The researchers tracked a second-order outcome called democratic reciprocity. This measure captures whether a person is willing to view political opponents as respectable and rational people. For years, academics have debated whether moderating one individual’s issue-based opinion automatically reduces overall bias against opposing groups.
This study provided a relatively clear answer to this secondary question. Although many participants moderated their actual policy opinions, this change rarely translated into increased respect for the other side. Although the ideological gap between voters has narrowed, their hostility toward opposing political groups remains the same.
The only exception occurred during an interactive chat about public school curriculum. In that particular setting, participants did show increased democratic reciprocity. Researchers believe this may have happened because the bots explicitly advocated the need for social tolerance as part of their educational curriculum talking points.
The researchers note that these immediate findings should not be interpreted as the final word on political communication. In our experiments, we only investigated short interactions that occur in an isolated digital environment. Personalization and cognitive elaboration can work much more effectively over a period of months or years.

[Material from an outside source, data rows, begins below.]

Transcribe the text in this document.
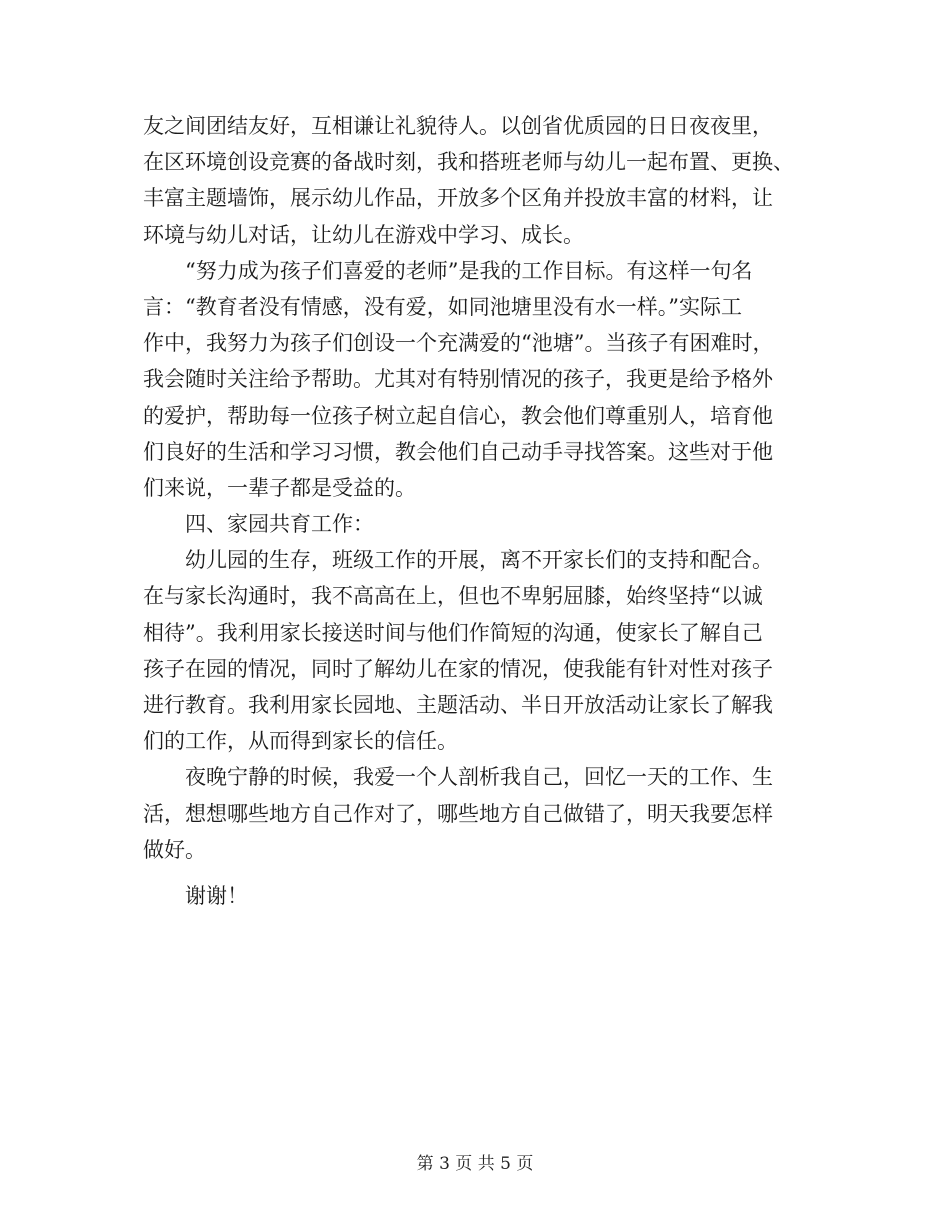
友之间团结友好，互相谦让礼貌待人。以创省优质园的日日夜夜里，
在区环境创设竞赛的备战时刻，我和搭班老师与幼儿一起布置、更换、
丰富主题墙饰，展示幼儿作品，开放多个区角并投放丰富的材料，让
环境与幼儿对话，让幼儿在游戏中学习、成长。

“努力成为孩子们喜爱的老师”是我的工作目标。有这样一句名
言：“教育者没有情感，没有爱，如同池塘里没有水一样。”实际工
作中，我努力为孩子们创设一个充满爱的“池塘”。当孩子有困难时，
我会随时关注给予帮助。尤其对有特别情况的孩子，我更是给予格外
的爱护，帮助每一位孩子树立起自信心，教会他们尊重别人，培育他
们良好的生活和学习习惯，教会他们自己动手寻找答案。这些对于他
们来说，一辈子都是受益的。

四、家园共育工作：

幼儿园的生存，班级工作的开展，离不开家长们的支持和配合。
在与家长沟通时，我不高高在上，但也不卑躬屈膝，始终坚持“以诚
相待”。我利用家长接送时间与他们作简短的沟通，使家长了解自己
孩子在园的情况，同时了解幼儿在家的情况，使我能有针对性对孩子
进行教育。我利用家长园地、主题活动、半日开放活动让家长了解我
们的工作，从而得到家长的信任。

夜晚宁静的时候，我爱一个人剖析我自己，回忆一天的工作、生
活，想想哪些地方自己作对了，哪些地方自己做错了，明天我要怎样
做好。

谢谢！

第 3 页 共 5 页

Additionally, personal connections between real humans may rely on social pressures that artificial intelligence cannot easily imitate. A deeply grounded argument from a close friend can evoke a different psychological response than a similar argument presented by an anonymous survey tool. The researchers hope to explore these boundaries in future studies.

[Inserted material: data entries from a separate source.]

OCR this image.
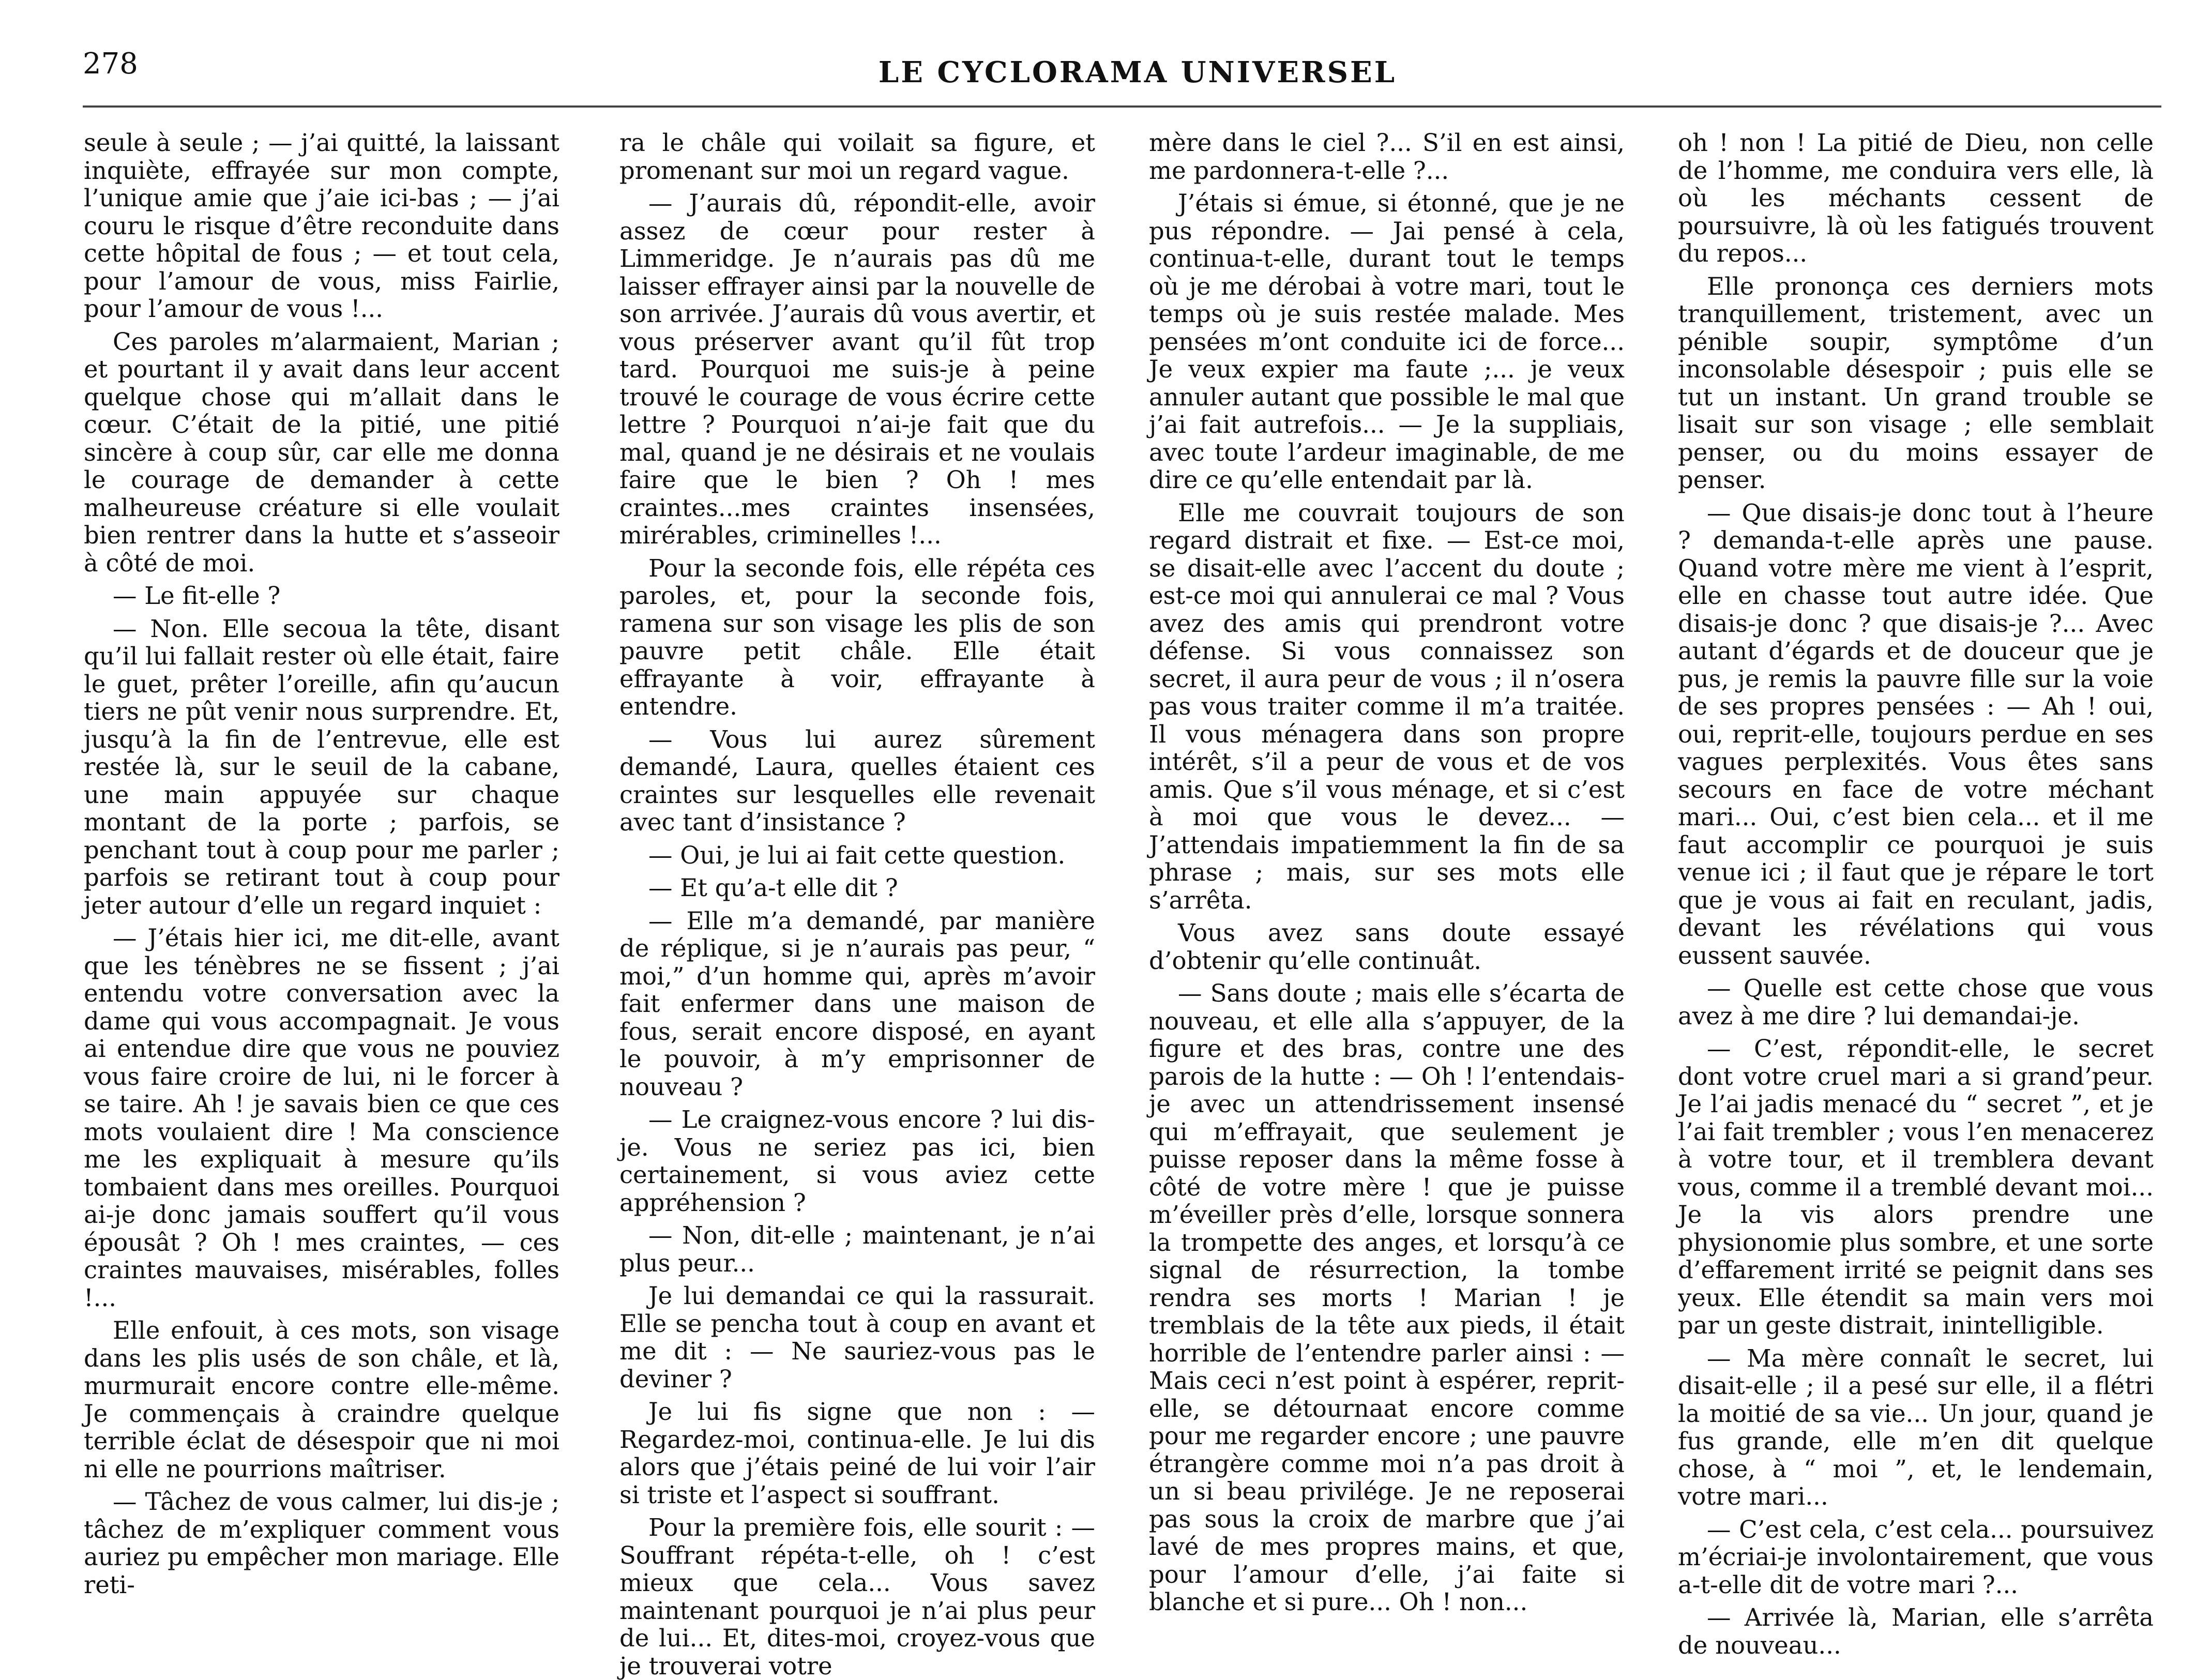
278	LE CYCLORAMA UNIVERSEL

seule à seule ; — j’ai quitté, la laissant inquiète, effrayée sur mon compte, l’unique amie que j’aie ici-bas ; — j’ai couru le risque d’être reconduite dans cette hôpital de fous ; — et tout cela, pour l’amour de vous, miss Fairlie, pour l’amour de vous !...

Ces paroles m’alarmaient, Marian ; et pourtant il y avait dans leur accent quelque chose qui m’allait dans le cœur. C’était de la pitié, une pitié sincère à coup sûr, car elle me donna le courage de demander à cette malheureuse créature si elle voulait bien rentrer dans la hutte et s’asseoir à côté de moi.

— Le fit-elle ?

— Non. Elle secoua la tête, disant qu’il lui fallait rester où elle était, faire le guet, prêter l’oreille, afin qu’aucun tiers ne pût venir nous surprendre. Et, jusqu’à la fin de l’entrevue, elle est restée là, sur le seuil de la cabane, une main appuyée sur chaque montant de la porte ; parfois, se penchant tout à coup pour me parler ; parfois se retirant tout à coup pour jeter autour d’elle un regard inquiet :

— J’étais hier ici, me dit-elle, avant que les ténèbres ne se fissent ; j’ai entendu votre conversation avec la dame qui vous accompagnait. Je vous ai entendue dire que vous ne pouviez vous faire croire de lui, ni le forcer à se taire. Ah ! je savais bien ce que ces mots voulaient dire ! Ma conscience me les expliquait à mesure qu’ils tombaient dans mes oreilles. Pourquoi ai-je donc jamais souffert qu’il vous épousât ? Oh ! mes craintes, — ces craintes mauvaises, misérables, folles !...

Elle enfouit, à ces mots, son visage dans les plis usés de son châle, et là, murmurait encore contre elle-même. Je commençais à craindre quelque terrible éclat de désespoir que ni moi ni elle ne pourrions maîtriser.

— Tâchez de vous calmer, lui dis-je ; tâchez de m’expliquer comment vous auriez pu empêcher mon mariage. Elle reti-

ra le châle qui voilait sa figure, et promenant sur moi un regard vague.

— J’aurais dû, répondit-elle, avoir assez de cœur pour rester à Limmeridge. Je n’aurais pas dû me laisser effrayer ainsi par la nouvelle de son arrivée. J’aurais dû vous avertir, et vous préserver avant qu’il fût trop tard. Pourquoi me suis-je à peine trouvé le courage de vous écrire cette lettre ? Pourquoi n’ai-je fait que du mal, quand je ne désirais et ne voulais faire que le bien ? Oh ! mes craintes...mes craintes insensées, mirérables, criminelles !...

Pour la seconde fois, elle répéta ces paroles, et, pour la seconde fois, ramena sur son visage les plis de son pauvre petit châle. Elle était effrayante à voir, effrayante à entendre.

— Vous lui aurez sûrement demandé, Laura, quelles étaient ces craintes sur lesquelles elle revenait avec tant d’insistance ?

— Oui, je lui ai fait cette question.

— Et qu’a-t elle dit ?

— Elle m’a demandé, par manière de réplique, si je n’aurais pas peur, “ moi,” d’un homme qui, après m’avoir fait enfermer dans une maison de fous, serait encore disposé, en ayant le pouvoir, à m’y emprisonner de nouveau ?

— Le craignez-vous encore ? lui dis-je. Vous ne seriez pas ici, bien certainement, si vous aviez cette appréhension ?

— Non, dit-elle ; maintenant, je n’ai plus peur...

Je lui demandai ce qui la rassurait. Elle se pencha tout à coup en avant et me dit : — Ne sauriez-vous pas le deviner ?

Je lui fis signe que non : — Regardez-moi, continua-elle. Je lui dis alors que j’étais peiné de lui voir l’air si triste et l’aspect si souffrant.

Pour la première fois, elle sourit : — Souffrant répéta-t-elle, oh ! c’est mieux que cela... Vous savez maintenant pourquoi je n’ai plus peur de lui... Et, dites-moi, croyez-vous que je trouverai votre

mère dans le ciel ?... S’il en est ainsi, me pardonnera-t-elle ?...

J’étais si émue, si étonné, que je ne pus répondre. — Jai pensé à cela, continua-t-elle, durant tout le temps où je me dérobai à votre mari, tout le temps où je suis restée malade. Mes pensées m’ont conduite ici de force... Je veux expier ma faute ;... je veux annuler autant que possible le mal que j’ai fait autrefois... — Je la suppliais, avec toute l’ardeur imaginable, de me dire ce qu’elle entendait par là.

Elle me couvrait toujours de son regard distrait et fixe. — Est-ce moi, se disait-elle avec l’accent du doute ; est-ce moi qui annulerai ce mal ? Vous avez des amis qui prendront votre défense. Si vous connaissez son secret, il aura peur de vous ; il n’osera pas vous traiter comme il m’a traitée. Il vous ménagera dans son propre intérêt, s’il a peur de vous et de vos amis. Que s’il vous ménage, et si c’est à moi que vous le devez... — J’attendais impatiemment la fin de sa phrase ; mais, sur ses mots elle s’arrêta.

Vous avez sans doute essayé d’obtenir qu’elle continuât.

— Sans doute ; mais elle s’écarta de nouveau, et elle alla s’appuyer, de la figure et des bras, contre une des parois de la hutte : — Oh ! l’entendais-je avec un attendrissement insensé qui m’effrayait, que seulement je puisse reposer dans la même fosse à côté de votre mère ! que je puisse m’éveiller près d’elle, lorsque sonnera la trompette des anges, et lorsqu’à ce signal de résurrection, la tombe rendra ses morts ! Marian ! je tremblais de la tête aux pieds, il était horrible de l’entendre parler ainsi : — Mais ceci n’est point à espérer, reprit-elle, se détournaat encore comme pour me regarder encore ; une pauvre étrangère comme moi n’a pas droit à un si beau privilége. Je ne reposerai pas sous la croix de marbre que j’ai lavé de mes propres mains, et que, pour l’amour d’elle, j’ai faite si blanche et si pure... Oh ! non...

oh ! non ! La pitié de Dieu, non celle de l’homme, me conduira vers elle, là où les méchants cessent de poursuivre, là où les fatigués trouvent du repos...

Elle prononça ces derniers mots tranquillement, tristement, avec un pénible soupir, symptôme d’un inconsolable désespoir ; puis elle se tut un instant. Un grand trouble se lisait sur son visage ; elle semblait penser, ou du moins essayer de penser.

— Que disais-je donc tout à l’heure ? demanda-t-elle après une pause. Quand votre mère me vient à l’esprit, elle en chasse tout autre idée. Que disais-je donc ? que disais-je ?... Avec autant d’égards et de douceur que je pus, je remis la pauvre fille sur la voie de ses propres pensées : — Ah ! oui, oui, reprit-elle, toujours perdue en ses vagues perplexités. Vous êtes sans secours en face de votre méchant mari... Oui, c’est bien cela... et il me faut accomplir ce pourquoi je suis venue ici ; il faut que je répare le tort que je vous ai fait en reculant, jadis, devant les révélations qui vous eussent sauvée.

— Quelle est cette chose que vous avez à me dire ? lui demandai-je.

— C’est, répondit-elle, le secret dont votre cruel mari a si grand’peur. Je l’ai jadis menacé du “ secret ”, et je l’ai fait trembler ; vous l’en menacerez à votre tour, et il tremblera devant vous, comme il a tremblé devant moi... Je la vis alors prendre une physionomie plus sombre, et une sorte d’effarement irrité se peignit dans ses yeux. Elle étendit sa main vers moi par un geste distrait, inintelligible.

— Ma mère connaît le secret, lui disait-elle ; il a pesé sur elle, il a flétri la moitié de sa vie... Un jour, quand je fus grande, elle m’en dit quelque chose, à “ moi ”, et, le lendemain, votre mari...

— C’est cela, c’est cela... poursuivez m’écriai-je involontairement, que vous a-t-elle dit de votre mari ?...

— Arrivée là, Marian, elle s’arrêta de nouveau...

Ultimately, this project demonstrated that generative artificial intelligence can be a highly effective tool for researching social sciences. Creating customized arguments for thousands of subjects, if done entirely by humans, would require significant staffing and financial resources. This software has enabled academic teams to evaluate influential theories on a scale not previously possible.
The study, “Testing theories of political persuasion using AI,” was authored by Lisa P. Argyle, Ethan C. Busby, Joshua R. Gubler, Alex Lyman, Justin Olcott, Jackson Pond, and David Wingate.